Labour’s spending plans were described as “tiny, going on trivial” and any tax rises were “even more trivial“.

And then Mr Johnson concluded by saying: “The books are open. A post-election routine of shock-and-horror at the state of the public finances will not cut it.

With all the Westminster parties’ manifestos published, David Phillips, economist on local & devolved public finance at the IFSwrote that the manifestos had “nothing on [council] funding levels … [with] … insufficient funding for social care pledges“.

On pledges to reform social care, he said of the Westminster parties that “None have allocated sufficient specific funding for these plans“.
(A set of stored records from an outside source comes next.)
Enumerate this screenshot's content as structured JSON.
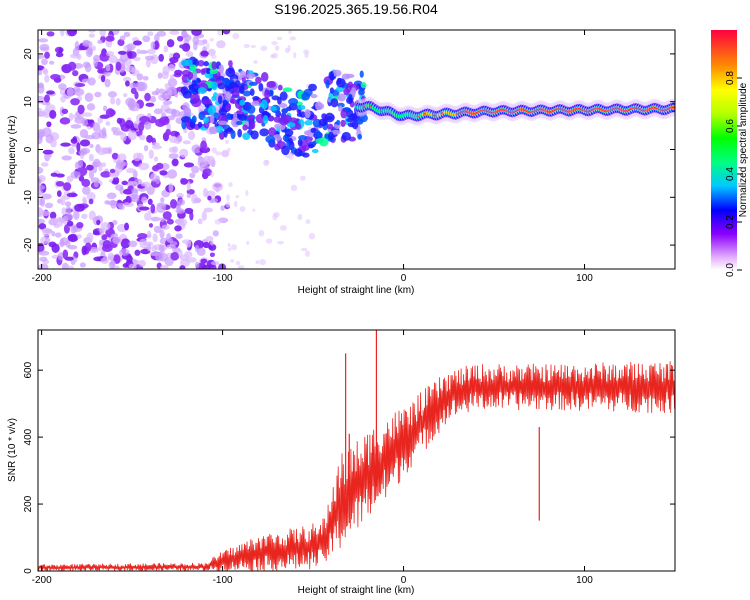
{
  "title": "S196.2025.365.19.56.R04",
  "chart_data": [
    {
      "type": "heatmap",
      "xlabel": "Height of straight line (km)",
      "ylabel": "Frequency (Hz)",
      "xlim": [
        -202,
        150
      ],
      "ylim": [
        -25,
        25
      ],
      "xticks": [
        -200,
        -100,
        0,
        100
      ],
      "yticks": [
        -20,
        -10,
        0,
        10,
        20
      ],
      "colorbar": {
        "label": "Normalized spectral amplitude",
        "range": [
          0,
          1
        ],
        "ticks": [
          0.0,
          0.2,
          0.4,
          0.6,
          0.8
        ]
      },
      "ridge": {
        "x_start": -25,
        "x_end": 150,
        "frequency_hz": 8,
        "description_points": [
          {
            "x": -120,
            "freq": 12
          },
          {
            "x": -80,
            "freq": 9
          },
          {
            "x": -55,
            "freq": 5
          },
          {
            "x": -40,
            "freq": 9
          },
          {
            "x": -20,
            "freq": 9
          },
          {
            "x": 0,
            "freq": 7
          },
          {
            "x": 50,
            "freq": 8
          },
          {
            "x": 150,
            "freq": 8.5
          }
        ]
      }
    },
    {
      "type": "line",
      "xlabel": "Height of straight line (km)",
      "ylabel": "SNR (10 * v/v)",
      "xlim": [
        -202,
        150
      ],
      "ylim": [
        0,
        720
      ],
      "xticks": [
        -200,
        -100,
        0,
        100
      ],
      "yticks": [
        0,
        200,
        400,
        600
      ],
      "series": [
        {
          "name": "SNR",
          "color": "#e8251f",
          "envelope": [
            {
              "x": -202,
              "lo": 0,
              "hi": 20
            },
            {
              "x": -110,
              "lo": 0,
              "hi": 25
            },
            {
              "x": -100,
              "lo": 0,
              "hi": 60
            },
            {
              "x": -80,
              "lo": 0,
              "hi": 110
            },
            {
              "x": -60,
              "lo": 0,
              "hi": 130
            },
            {
              "x": -45,
              "lo": 10,
              "hi": 150
            },
            {
              "x": -35,
              "lo": 60,
              "hi": 350
            },
            {
              "x": -20,
              "lo": 150,
              "hi": 420
            },
            {
              "x": -10,
              "lo": 200,
              "hi": 470
            },
            {
              "x": 0,
              "lo": 280,
              "hi": 490
            },
            {
              "x": 15,
              "lo": 380,
              "hi": 560
            },
            {
              "x": 25,
              "lo": 450,
              "hi": 600
            },
            {
              "x": 40,
              "lo": 480,
              "hi": 620
            },
            {
              "x": 80,
              "lo": 480,
              "hi": 620
            },
            {
              "x": 150,
              "lo": 470,
              "hi": 630
            }
          ],
          "spikes": [
            {
              "x": -32,
              "y": 650
            },
            {
              "x": -15,
              "y": 720
            },
            {
              "x": -30,
              "y": 410
            },
            {
              "x": 75,
              "y": 430
            }
          ]
        }
      ]
    }
  ]
}
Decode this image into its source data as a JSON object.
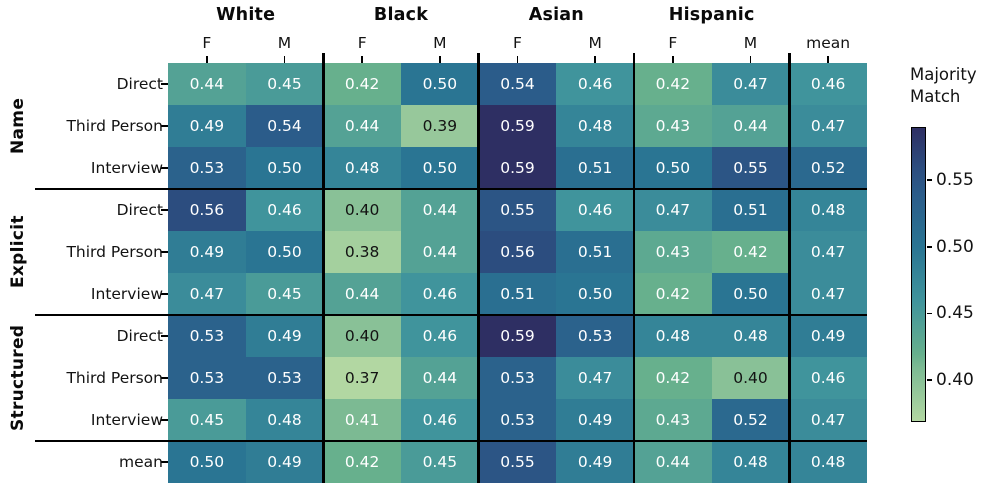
{
  "figure": {
    "col_group_labels": [
      "White",
      "Black",
      "Asian",
      "Hispanic"
    ],
    "col_sub_labels": [
      "F",
      "M",
      "F",
      "M",
      "F",
      "M",
      "F",
      "M",
      "mean"
    ],
    "row_group_labels": [
      "Name",
      "Explicit",
      "Structured"
    ],
    "row_labels": [
      "Direct",
      "Third Person",
      "Interview",
      "Direct",
      "Third Person",
      "Interview",
      "Direct",
      "Third Person",
      "Interview",
      "mean"
    ]
  },
  "colorbar": {
    "title_line1": "Majority",
    "title_line2": "Match",
    "tick_labels": [
      "0.55",
      "0.50",
      "0.45",
      "0.40"
    ],
    "tick_values": [
      0.55,
      0.5,
      0.45,
      0.4
    ]
  },
  "chart_data": {
    "type": "heatmap",
    "colorbar_label": "Majority Match",
    "col_groups": [
      "White",
      "Black",
      "Asian",
      "Hispanic"
    ],
    "col_subcolumns": [
      "F",
      "M"
    ],
    "columns": [
      "White F",
      "White M",
      "Black F",
      "Black M",
      "Asian F",
      "Asian M",
      "Hispanic F",
      "Hispanic M",
      "mean"
    ],
    "row_groups": [
      "Name",
      "Explicit",
      "Structured"
    ],
    "rows": [
      "Name Direct",
      "Name Third Person",
      "Name Interview",
      "Explicit Direct",
      "Explicit Third Person",
      "Explicit Interview",
      "Structured Direct",
      "Structured Third Person",
      "Structured Interview",
      "mean"
    ],
    "values": [
      [
        0.44,
        0.45,
        0.42,
        0.5,
        0.54,
        0.46,
        0.42,
        0.47,
        0.46
      ],
      [
        0.49,
        0.54,
        0.44,
        0.39,
        0.59,
        0.48,
        0.43,
        0.44,
        0.47
      ],
      [
        0.53,
        0.5,
        0.48,
        0.5,
        0.59,
        0.51,
        0.5,
        0.55,
        0.52
      ],
      [
        0.56,
        0.46,
        0.4,
        0.44,
        0.55,
        0.46,
        0.47,
        0.51,
        0.48
      ],
      [
        0.49,
        0.5,
        0.38,
        0.44,
        0.56,
        0.51,
        0.43,
        0.42,
        0.47
      ],
      [
        0.47,
        0.45,
        0.44,
        0.46,
        0.51,
        0.5,
        0.42,
        0.5,
        0.47
      ],
      [
        0.53,
        0.49,
        0.4,
        0.46,
        0.59,
        0.53,
        0.48,
        0.48,
        0.49
      ],
      [
        0.53,
        0.53,
        0.37,
        0.44,
        0.53,
        0.47,
        0.42,
        0.4,
        0.46
      ],
      [
        0.45,
        0.48,
        0.41,
        0.46,
        0.53,
        0.49,
        0.43,
        0.52,
        0.47
      ],
      [
        0.5,
        0.49,
        0.42,
        0.45,
        0.55,
        0.49,
        0.44,
        0.48,
        0.48
      ]
    ],
    "value_format": "0.00",
    "vmin": 0.37,
    "vmax": 0.59,
    "colorbar_ticks": [
      0.4,
      0.45,
      0.5,
      0.55
    ],
    "colormap_name": "crest",
    "colormap_stops": [
      {
        "value": 0.37,
        "color": "#b2d7a2"
      },
      {
        "value": 0.41,
        "color": "#7cba93"
      },
      {
        "value": 0.42,
        "color": "#67b08d"
      },
      {
        "value": 0.46,
        "color": "#40949c"
      },
      {
        "value": 0.5,
        "color": "#2a7593"
      },
      {
        "value": 0.54,
        "color": "#2b5c8a"
      },
      {
        "value": 0.56,
        "color": "#2c4d7f"
      },
      {
        "value": 0.59,
        "color": "#2e2f63"
      }
    ],
    "annotation_dark_text_threshold": 0.405,
    "annotation_text_colors": {
      "light": "#ffffff",
      "dark": "#131313"
    },
    "separator_color": "#000000",
    "legend_position": "right",
    "grid": false
  }
}
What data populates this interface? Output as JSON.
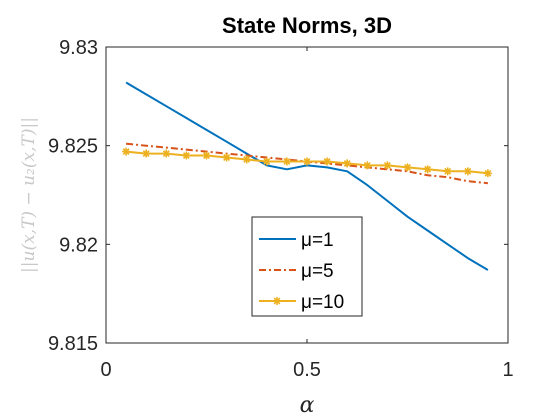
{
  "chart_data": {
    "type": "line",
    "title": "State Norms, 3D",
    "xlabel": "α",
    "ylabel": "||u(x,T) − u₂(x,T)||",
    "xlim": [
      0,
      1
    ],
    "ylim": [
      9.815,
      9.83
    ],
    "xticks": [
      0,
      0.5,
      1
    ],
    "xtick_labels": [
      "0",
      "0.5",
      "1"
    ],
    "yticks": [
      9.815,
      9.82,
      9.825,
      9.83
    ],
    "ytick_labels": [
      "9.815",
      "9.82",
      "9.825",
      "9.83"
    ],
    "grid": false,
    "legend_position": "bottom-center",
    "x": [
      0.05,
      0.1,
      0.15,
      0.2,
      0.25,
      0.3,
      0.35,
      0.4,
      0.45,
      0.5,
      0.55,
      0.6,
      0.65,
      0.7,
      0.75,
      0.8,
      0.85,
      0.9,
      0.95
    ],
    "series": [
      {
        "name": "μ=1",
        "color": "#0072BD",
        "style": "solid",
        "marker": "none",
        "values": [
          9.8282,
          9.8276,
          9.827,
          9.8264,
          9.8258,
          9.8252,
          9.8246,
          9.824,
          9.8238,
          9.824,
          9.8239,
          9.8237,
          9.823,
          9.8222,
          9.8214,
          9.8207,
          9.82,
          9.8193,
          9.8187
        ]
      },
      {
        "name": "μ=5",
        "color": "#D95319",
        "style": "dashdot",
        "marker": "none",
        "values": [
          9.8251,
          9.825,
          9.8249,
          9.8248,
          9.8247,
          9.8246,
          9.8245,
          9.8244,
          9.8243,
          9.8242,
          9.8241,
          9.824,
          9.8239,
          9.8238,
          9.8237,
          9.8235,
          9.8234,
          9.8232,
          9.8231
        ]
      },
      {
        "name": "μ=10",
        "color": "#EDB120",
        "style": "solid",
        "marker": "asterisk",
        "values": [
          9.8247,
          9.8246,
          9.8246,
          9.8245,
          9.8245,
          9.8244,
          9.8243,
          9.8242,
          9.8242,
          9.8242,
          9.8242,
          9.8241,
          9.824,
          9.824,
          9.8239,
          9.8238,
          9.8237,
          9.8237,
          9.8236
        ]
      }
    ]
  }
}
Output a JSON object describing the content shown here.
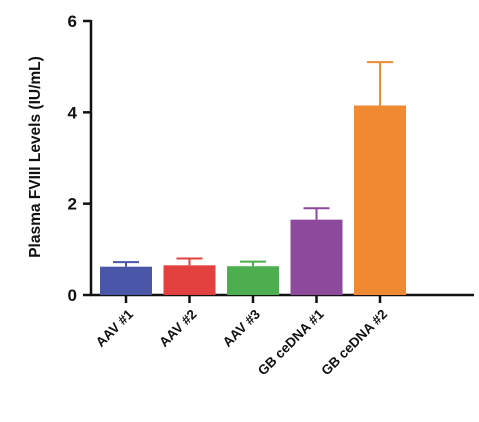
{
  "chart_data": {
    "type": "bar",
    "ylabel": "Plasma FVIII Levels (IU/mL)",
    "xlabel": "",
    "title": "",
    "ylim": [
      0,
      6
    ],
    "yticks": [
      0,
      2,
      4,
      6
    ],
    "yticklabels": [
      "0",
      "2",
      "4",
      "6"
    ],
    "categories": [
      "AAV #1",
      "AAV #2",
      "AAV #3",
      "GB ceDNA #1",
      "GB ceDNA #2"
    ],
    "values": [
      0.62,
      0.65,
      0.63,
      1.65,
      4.15
    ],
    "error_upper": [
      0.1,
      0.15,
      0.1,
      0.25,
      0.95
    ],
    "colors": [
      "#4a57a8",
      "#e3413f",
      "#4cae4f",
      "#8d4a9c",
      "#ef8a33"
    ],
    "grid": false,
    "legend": "none"
  }
}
With experts exposing how Labour’s manifesto effectively confirms the need for £18billion of cuts, voters have a right to know where the axe will fall. Labour’s plans mean less money for Scotland’s NHS and schools, less money to tackle poverty, and less money to help families with the cost of living.

Scotland has been made to suffer 14 years of austerity it didn’t vote for, topped off with Brexit and a cost-of-living crisis. We need an escape from this, not more of the same.

But with Sir Keir Starmer’s Labour dancing to the Tory tune on spending cuts and Brexit it’s clear they offer no real change at all.

With the Tories already toast, the real choice at this election is whether we give Sir Keir Starmer a free pass to impose more public service cuts, or whether we have a strong Scottish voice to stop him.

With experts  confirming Labour are engaging in a “conspiracy of silence” on public sector cuts, it’s clear only a vote for the SNP will send Keir Starmer the message that Scotland says no to public sector cuts.